Government may be using divided trade union support for SAA’s business rescue plan as a convenient ‘Get out of Jail’ card after the new national budget spelled out that there is no money to rescue the airline, says aviation commentator, Linden Birns.

Economists believe the plan will cost up to R35,5bn (€1.82bn) to implement. However, there has been no mention of further SAA funding in the latest budget, nor confirmation of Government claims of interested investors.

Stung by lack of support from three trade unions for the proposed plan, Government has withdrawn from a joint labour forum and accused them of putting the airline and jobs at risk, and creating uncertainty for creditors and potential investors.

Despite Government pressure to push through the plan, the National Union of Metalworkers of South Africa, the South African Cabin Crew Association and the SAA Pilots Association were amongst 69% of creditors who Thursday (June 25) voted to adjourn a creditors meeting.

Others included Airlink, SITA, Sasol, Tourvest tourism group, International Aero Engines and DXC Technology.  Amendments are to be published by July 7 and creditors will reconvene on July 14.

In a statement, the Department of Public Enterprises (DPE) accuses the unions of “contradicting the letter and spirit” of the Leadership Consultative Forum (LCF); taking an “anti-worker stance” by “aligning themselves with a competitor” by supporting Airlink’s motion to adjourn the vote; and putting “SAA on a path towards possible liquidation”.
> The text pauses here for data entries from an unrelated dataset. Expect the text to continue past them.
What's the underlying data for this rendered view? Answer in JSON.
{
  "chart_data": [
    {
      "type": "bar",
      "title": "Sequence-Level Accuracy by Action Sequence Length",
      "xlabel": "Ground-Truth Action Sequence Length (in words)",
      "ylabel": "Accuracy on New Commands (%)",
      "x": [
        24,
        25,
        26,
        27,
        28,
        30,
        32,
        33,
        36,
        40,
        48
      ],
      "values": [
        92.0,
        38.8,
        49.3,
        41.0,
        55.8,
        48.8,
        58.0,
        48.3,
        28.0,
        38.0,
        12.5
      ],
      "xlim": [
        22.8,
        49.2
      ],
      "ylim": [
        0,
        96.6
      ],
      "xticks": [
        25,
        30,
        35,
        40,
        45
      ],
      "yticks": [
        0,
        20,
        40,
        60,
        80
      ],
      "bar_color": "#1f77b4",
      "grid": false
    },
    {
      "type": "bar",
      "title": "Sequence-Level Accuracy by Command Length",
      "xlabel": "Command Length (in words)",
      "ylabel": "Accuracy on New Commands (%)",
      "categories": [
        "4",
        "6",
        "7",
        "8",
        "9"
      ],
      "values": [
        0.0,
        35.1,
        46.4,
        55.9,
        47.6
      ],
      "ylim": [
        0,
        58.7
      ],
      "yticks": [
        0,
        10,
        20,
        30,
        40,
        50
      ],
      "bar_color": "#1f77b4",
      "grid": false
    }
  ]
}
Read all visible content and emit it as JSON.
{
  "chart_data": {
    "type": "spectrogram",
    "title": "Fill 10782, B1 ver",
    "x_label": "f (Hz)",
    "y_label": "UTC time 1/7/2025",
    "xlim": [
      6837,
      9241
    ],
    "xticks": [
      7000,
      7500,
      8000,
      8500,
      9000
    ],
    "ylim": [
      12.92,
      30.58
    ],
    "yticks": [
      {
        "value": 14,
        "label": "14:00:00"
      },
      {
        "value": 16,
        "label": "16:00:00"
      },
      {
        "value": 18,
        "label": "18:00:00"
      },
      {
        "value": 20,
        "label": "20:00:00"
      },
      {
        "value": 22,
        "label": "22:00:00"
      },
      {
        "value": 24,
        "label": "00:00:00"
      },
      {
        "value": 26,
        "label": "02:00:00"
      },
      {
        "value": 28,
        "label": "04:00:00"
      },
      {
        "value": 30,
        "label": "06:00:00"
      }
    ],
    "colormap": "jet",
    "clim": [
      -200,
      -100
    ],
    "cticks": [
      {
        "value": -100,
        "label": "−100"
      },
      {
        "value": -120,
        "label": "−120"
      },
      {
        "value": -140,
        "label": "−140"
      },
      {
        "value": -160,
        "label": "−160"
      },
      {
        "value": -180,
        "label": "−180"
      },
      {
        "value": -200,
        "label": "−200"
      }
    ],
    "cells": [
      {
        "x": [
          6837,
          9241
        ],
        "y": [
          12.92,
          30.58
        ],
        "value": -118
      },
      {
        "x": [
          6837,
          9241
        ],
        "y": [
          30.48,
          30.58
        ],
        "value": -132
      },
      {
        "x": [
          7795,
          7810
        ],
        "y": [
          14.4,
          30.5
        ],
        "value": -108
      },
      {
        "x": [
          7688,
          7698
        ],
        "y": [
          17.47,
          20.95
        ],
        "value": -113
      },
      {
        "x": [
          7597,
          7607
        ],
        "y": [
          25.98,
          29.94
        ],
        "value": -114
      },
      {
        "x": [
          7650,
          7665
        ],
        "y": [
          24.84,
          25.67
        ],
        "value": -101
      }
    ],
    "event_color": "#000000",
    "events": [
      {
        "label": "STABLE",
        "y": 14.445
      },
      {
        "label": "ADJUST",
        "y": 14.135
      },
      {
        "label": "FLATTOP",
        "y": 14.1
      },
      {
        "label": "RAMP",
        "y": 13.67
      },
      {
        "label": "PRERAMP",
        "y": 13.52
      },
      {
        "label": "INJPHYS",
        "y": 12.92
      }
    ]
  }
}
It further complains that forum participants leaked confidential information and publicly attacked the DPE.  The department urges employees to accept a generous voluntary severance package – reportedly totalling R580 000 (€28 990) per employee – which is supported by a social plan and a skills development programme.

“The LCF always looked like a political ploy to placate the unions, especially Numsa and SACCA, as they are more likely to represent ANC voters,” comments Birns. “It was never clear just how the LCF would work as a parallel process and not one that was integral to the BRPs' method. The DPE possibly thought it could foist it on to the BRPs, but all they've done is make politically expedient promises that, thanks to the budget, cannot be kept,” he says.

Airlink CEO and MD, Rodger Foster, says the DPE’s move amounts to bullying, saying all creditors have raised equally valid, unanswered questions. “They all speak to the fairness, viability, plausibility, funding and legality of the rescue plan, the business rescue process and its compliance with the Companies Act, as well as the BRPs’ independence.  The outcome was a 69% vote to adjourn the meeting in order for the BRPs to openly and honestly address these concerns and to put forward the necessary amendments to the plan.”

He adds: “Nobody denies the bigger economic benefit of having an airline capable of connecting South Africa with key African and long-haul markets.  What is needed is a credible plan to resuscitate SAA, with a reasonable settlement arrangement that does not unfairly prejudice some stakeholders in favour of others in eliminating SAA’s debt and liability at the expense of certain creditors.”